De pronto, Juana se arrojó en los brazos de su madre.
—Oh, madre, madre… es que lo amo tanto. Lo necesito tanto. Vos, que sois tan fría… tan correcta… ¿cómo podéis entender lo que él significa para mí?
—Lo entiendo —le aseguró la Reina, mientras la llevaba hacia la cama—. Pero esta noche debes descansar. No puedes salir de viaje durante la noche, ¿no crees?
—Mañana.
—Veremos. Pero esta noche debes descansar.
Juana se dejó llevar hasta el lecho, mientras seguía murmurando:
—Mañana me iré con él. Mañana… Isabel cubrió a su hija con una manta.
—¿Dónde vais? —le preguntó Juana.
—A encargar una poción calmante para ti.
—Mañana —susurraba Juana.
Isabel fue hasta la puerta de la habitación y ordenó que llamaran a su médico.
—Una poción para que mi hija se duerma —pidió al verlo llegar.
El médico se la trajo, y Juana la bebió con avidez.
Estaba deseando dormir. Su ansiedad la tenía agotada, y una noche de sueño la acercaría más a mañana.
Isabel se quedó junto a la cama hasta verla dormida.
Finalmente, fue así, se decía. Ya no puedo ocultar la verdad, y todos la sabrán. Tengo que hacer que la vigilen. Esto es el primer paso en el camino a Arévalo.

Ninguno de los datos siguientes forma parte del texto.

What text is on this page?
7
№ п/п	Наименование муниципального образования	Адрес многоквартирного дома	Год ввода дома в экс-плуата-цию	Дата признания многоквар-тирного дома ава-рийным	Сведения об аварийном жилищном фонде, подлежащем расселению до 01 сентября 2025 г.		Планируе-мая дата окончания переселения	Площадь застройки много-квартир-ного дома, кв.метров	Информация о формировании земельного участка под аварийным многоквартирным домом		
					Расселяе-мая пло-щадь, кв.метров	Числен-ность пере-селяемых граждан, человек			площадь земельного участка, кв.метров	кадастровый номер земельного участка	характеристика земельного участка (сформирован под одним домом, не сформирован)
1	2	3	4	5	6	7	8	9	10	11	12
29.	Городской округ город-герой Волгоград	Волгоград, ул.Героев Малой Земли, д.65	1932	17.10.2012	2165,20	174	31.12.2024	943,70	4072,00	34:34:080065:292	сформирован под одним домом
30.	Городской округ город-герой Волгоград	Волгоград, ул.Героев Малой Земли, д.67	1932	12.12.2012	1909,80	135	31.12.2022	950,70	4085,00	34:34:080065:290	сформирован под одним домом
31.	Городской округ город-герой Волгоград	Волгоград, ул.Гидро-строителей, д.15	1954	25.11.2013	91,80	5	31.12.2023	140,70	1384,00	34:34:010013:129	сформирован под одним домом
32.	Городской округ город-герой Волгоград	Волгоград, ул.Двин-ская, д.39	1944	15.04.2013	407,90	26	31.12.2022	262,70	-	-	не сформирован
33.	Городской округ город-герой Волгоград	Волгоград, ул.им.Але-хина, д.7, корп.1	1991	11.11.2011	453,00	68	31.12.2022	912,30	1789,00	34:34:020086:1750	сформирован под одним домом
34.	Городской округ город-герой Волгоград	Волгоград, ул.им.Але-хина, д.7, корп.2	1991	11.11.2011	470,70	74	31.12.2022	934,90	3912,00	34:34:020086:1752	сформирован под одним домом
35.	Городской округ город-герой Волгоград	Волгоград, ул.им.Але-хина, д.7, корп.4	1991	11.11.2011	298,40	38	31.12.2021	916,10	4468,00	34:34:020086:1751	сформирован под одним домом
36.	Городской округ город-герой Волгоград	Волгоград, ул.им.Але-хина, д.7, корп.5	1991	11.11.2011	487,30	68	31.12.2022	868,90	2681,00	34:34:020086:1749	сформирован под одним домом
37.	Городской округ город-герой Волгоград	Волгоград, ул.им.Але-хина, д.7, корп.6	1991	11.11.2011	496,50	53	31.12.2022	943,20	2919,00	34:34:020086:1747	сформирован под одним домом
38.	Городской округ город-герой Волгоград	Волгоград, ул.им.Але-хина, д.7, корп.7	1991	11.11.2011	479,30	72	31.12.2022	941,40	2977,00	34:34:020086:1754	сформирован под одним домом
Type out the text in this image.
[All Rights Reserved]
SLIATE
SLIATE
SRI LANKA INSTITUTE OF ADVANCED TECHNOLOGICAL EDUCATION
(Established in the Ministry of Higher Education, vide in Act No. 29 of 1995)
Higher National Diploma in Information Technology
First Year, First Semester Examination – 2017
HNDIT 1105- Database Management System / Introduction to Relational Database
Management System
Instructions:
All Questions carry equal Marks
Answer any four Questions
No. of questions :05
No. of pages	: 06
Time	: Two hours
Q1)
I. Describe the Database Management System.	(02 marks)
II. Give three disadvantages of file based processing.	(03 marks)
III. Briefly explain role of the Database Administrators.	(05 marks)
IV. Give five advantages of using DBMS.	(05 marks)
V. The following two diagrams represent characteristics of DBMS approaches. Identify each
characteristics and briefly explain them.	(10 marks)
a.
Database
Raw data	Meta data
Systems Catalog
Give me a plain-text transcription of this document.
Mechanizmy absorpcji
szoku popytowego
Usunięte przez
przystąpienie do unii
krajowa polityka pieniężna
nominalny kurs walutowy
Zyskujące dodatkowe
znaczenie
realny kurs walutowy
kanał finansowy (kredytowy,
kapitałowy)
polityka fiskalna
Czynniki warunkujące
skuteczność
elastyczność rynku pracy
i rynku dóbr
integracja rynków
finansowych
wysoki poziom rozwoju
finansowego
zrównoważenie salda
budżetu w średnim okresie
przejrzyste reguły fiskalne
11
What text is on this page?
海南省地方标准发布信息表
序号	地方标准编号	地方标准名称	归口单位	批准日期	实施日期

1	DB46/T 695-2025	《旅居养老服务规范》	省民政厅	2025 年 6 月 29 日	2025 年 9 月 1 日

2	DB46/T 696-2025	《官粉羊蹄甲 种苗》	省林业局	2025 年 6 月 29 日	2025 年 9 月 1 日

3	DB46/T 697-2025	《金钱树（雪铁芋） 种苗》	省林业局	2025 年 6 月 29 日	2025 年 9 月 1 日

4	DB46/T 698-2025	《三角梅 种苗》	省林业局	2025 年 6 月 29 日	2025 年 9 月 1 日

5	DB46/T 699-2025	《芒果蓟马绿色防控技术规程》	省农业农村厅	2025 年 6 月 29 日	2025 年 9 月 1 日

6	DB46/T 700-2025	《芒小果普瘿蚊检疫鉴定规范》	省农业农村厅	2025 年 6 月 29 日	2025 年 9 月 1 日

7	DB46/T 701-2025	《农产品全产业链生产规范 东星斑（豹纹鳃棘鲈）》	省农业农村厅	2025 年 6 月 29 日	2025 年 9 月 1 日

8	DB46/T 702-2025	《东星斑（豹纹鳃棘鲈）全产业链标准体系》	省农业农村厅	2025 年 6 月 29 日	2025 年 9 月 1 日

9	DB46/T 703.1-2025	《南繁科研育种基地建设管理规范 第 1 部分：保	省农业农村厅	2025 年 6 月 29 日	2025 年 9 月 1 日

Tenía el rostro pálido, casi sin expresión. Le había sido asestado el más fuerte de todos los golpes, y la Reina estaba sorprendida de poder aceptarlo con tal resignación.
Pasado mediodía, Juana se despertó del sueño provocado por la droga.
Inmediatamente recordó la carta que había recibido de Felipe.
—Me voy a Flandes —se dijo en alta voz—. Hoy me voy a Flandes.
Intentó levantarse, pero la invadió una sensación de enorme lasitud y volvió a recostarse en las almohadas, sin pensar ya en el viaje a Flandes sino en el final de éste: en su reencuentro con Felipe.
La idea era tan embriagadora que Juana se sacudió la modorra y de un salto se bajó del lecho.
—¡Venid y ayudadme a vestirme! —gritó a sus damas—. Y vestidme para un viaje, que hoy me voy a Flandes.
Las mujeres entraron, con un aire diferente, un poco furtivo tal vez. Juana lo advirtió y se preguntó por qué.
—Venid y daos prisa —les ordenó—. Hoy partimos, y es mucho lo que hay que hacer.
—Alteza, la Reina ha dado órdenes de que hoy debíais descansar en vuestras habitaciones.
—¿Cómo puedo descansar, cuando tengo que salir de viaje?
—La Reina dio instrucciones de que…
—Yo no obedezco las instrucciones de la Reina, cuando el que me ordena que viaje es mi marido.
—Alteza, el tiempo está malo.
—Hará falta algo más que mal tiempo para mantenerme separada de él. ¿Dónde está la Reina?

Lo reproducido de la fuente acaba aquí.